Sementara itu, jika kebiasaan dari sebagian masyarakat, atau di daerah-daerah tertentu mengonsumsi minuman beralkohol karena dianggap merupakan warisan tradisional (arak, tuak, Sopi, Lapen, dll). Jika dikaitkan dengan sisi agama, dimana mayoritas masyarakat Indonesia adalah muslim, dan minuman beralkohol hukumnya haram, maka hal ini akan sangat bertolakbelakang.
Aspek sosiologis lainnya, adalah bagaimana me-“manage” dampak negatif dari minuman keras dengan cara pencegahan (preventive), pengurangan resiko (preparedness), daya tanggap (response), serta upaya pemulihan (recovery), akibat minum minuman beralkohol.
Berdasar uraian di atas. Maka perlu adalanya pengendalian minuman beralkohol. Karena menyangkut hak-hak asasi manusia untuk mendapatkan pekerjaan yang layak, untuk mendapatkan lingkungan hidup yang sehat, dan untuk berkreasi dan berekspresi, hak dan kewajiban warga negara, keuangan negara, dan untuk mendapatkan perlindungan terhadap hak-hak asasi manusia tersebut. Maka pengendalian minuman beralkohol, merupakan salah satu ikhtiar untuk mengurangi dampak dari peredaran miras.

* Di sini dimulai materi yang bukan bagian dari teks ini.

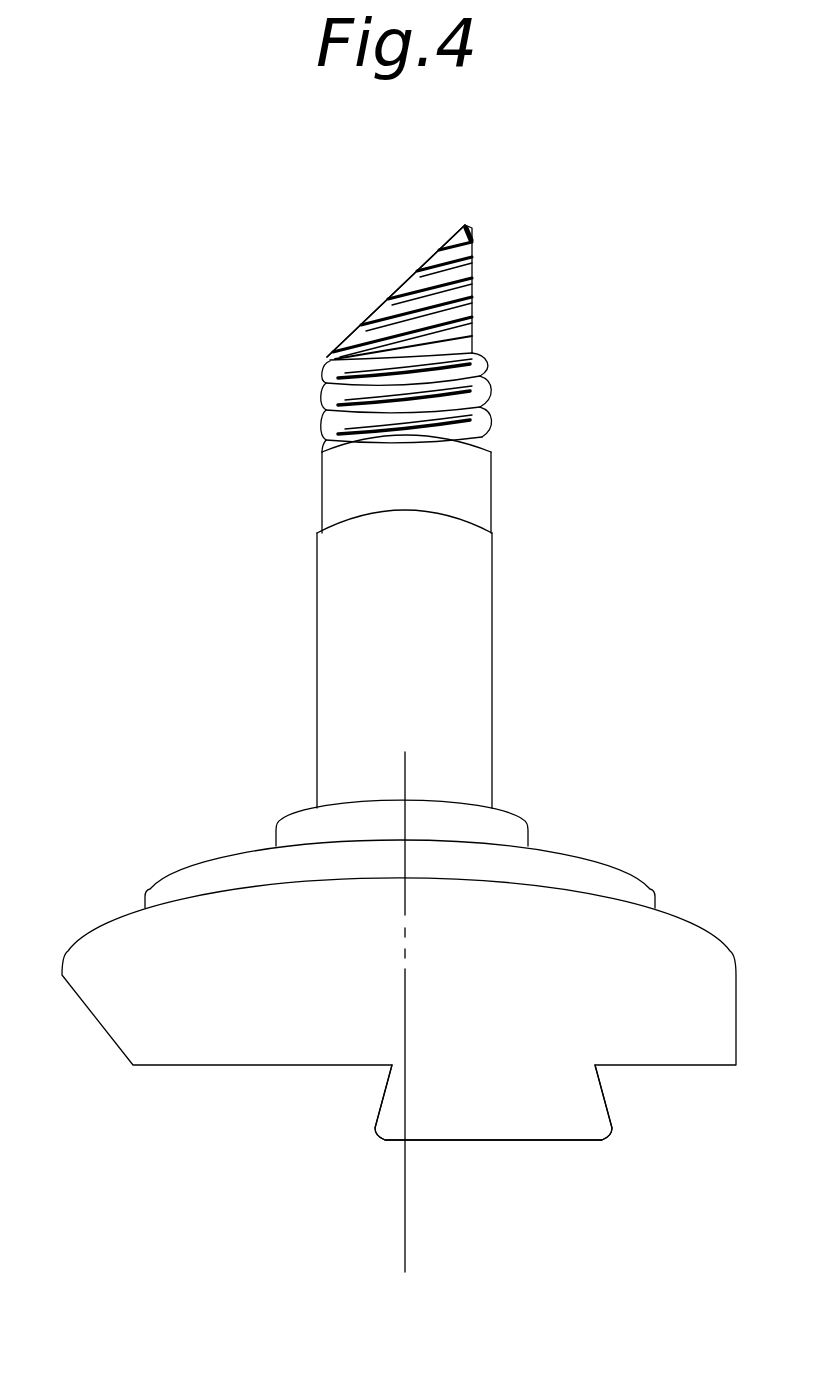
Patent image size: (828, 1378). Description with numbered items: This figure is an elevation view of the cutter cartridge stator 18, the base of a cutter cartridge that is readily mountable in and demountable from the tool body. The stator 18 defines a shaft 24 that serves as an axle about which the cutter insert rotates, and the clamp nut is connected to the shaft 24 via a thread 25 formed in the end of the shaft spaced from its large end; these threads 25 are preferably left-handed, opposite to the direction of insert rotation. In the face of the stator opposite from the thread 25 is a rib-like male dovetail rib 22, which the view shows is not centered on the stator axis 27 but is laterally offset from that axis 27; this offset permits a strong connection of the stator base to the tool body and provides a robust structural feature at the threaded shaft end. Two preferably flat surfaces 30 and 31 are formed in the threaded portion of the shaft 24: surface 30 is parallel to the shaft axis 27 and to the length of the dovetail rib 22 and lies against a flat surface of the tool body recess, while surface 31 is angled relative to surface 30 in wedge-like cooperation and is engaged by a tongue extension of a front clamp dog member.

The cutter cartridge stator 18 is at (568, 698).
The male dovetail rib 22 is at (532, 1122).
The shaft 24 is at (333, 648).
The thread 25 is at (490, 397).
The stator axis 27 is at (405, 1222).
The surface 30 is at (472, 287).
The surface 31 is at (390, 295).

Lepas dicabutnya Perpres No 10 Tahun 2021, DPR RI perlu segera didorong untuk mengesahkan RUU tentang Minol. Sudah 13 tahun RUU Minol ini dibahas DPR RI. Kiranya RUU Minol segera menjadi prioritas pembahasan agar ada kejelasan aturan dan UU yang membahas khusus tentang Miras.[]
Penulis, Mantan wartawan majalah Islam alKisah, PT AnekaYesss!.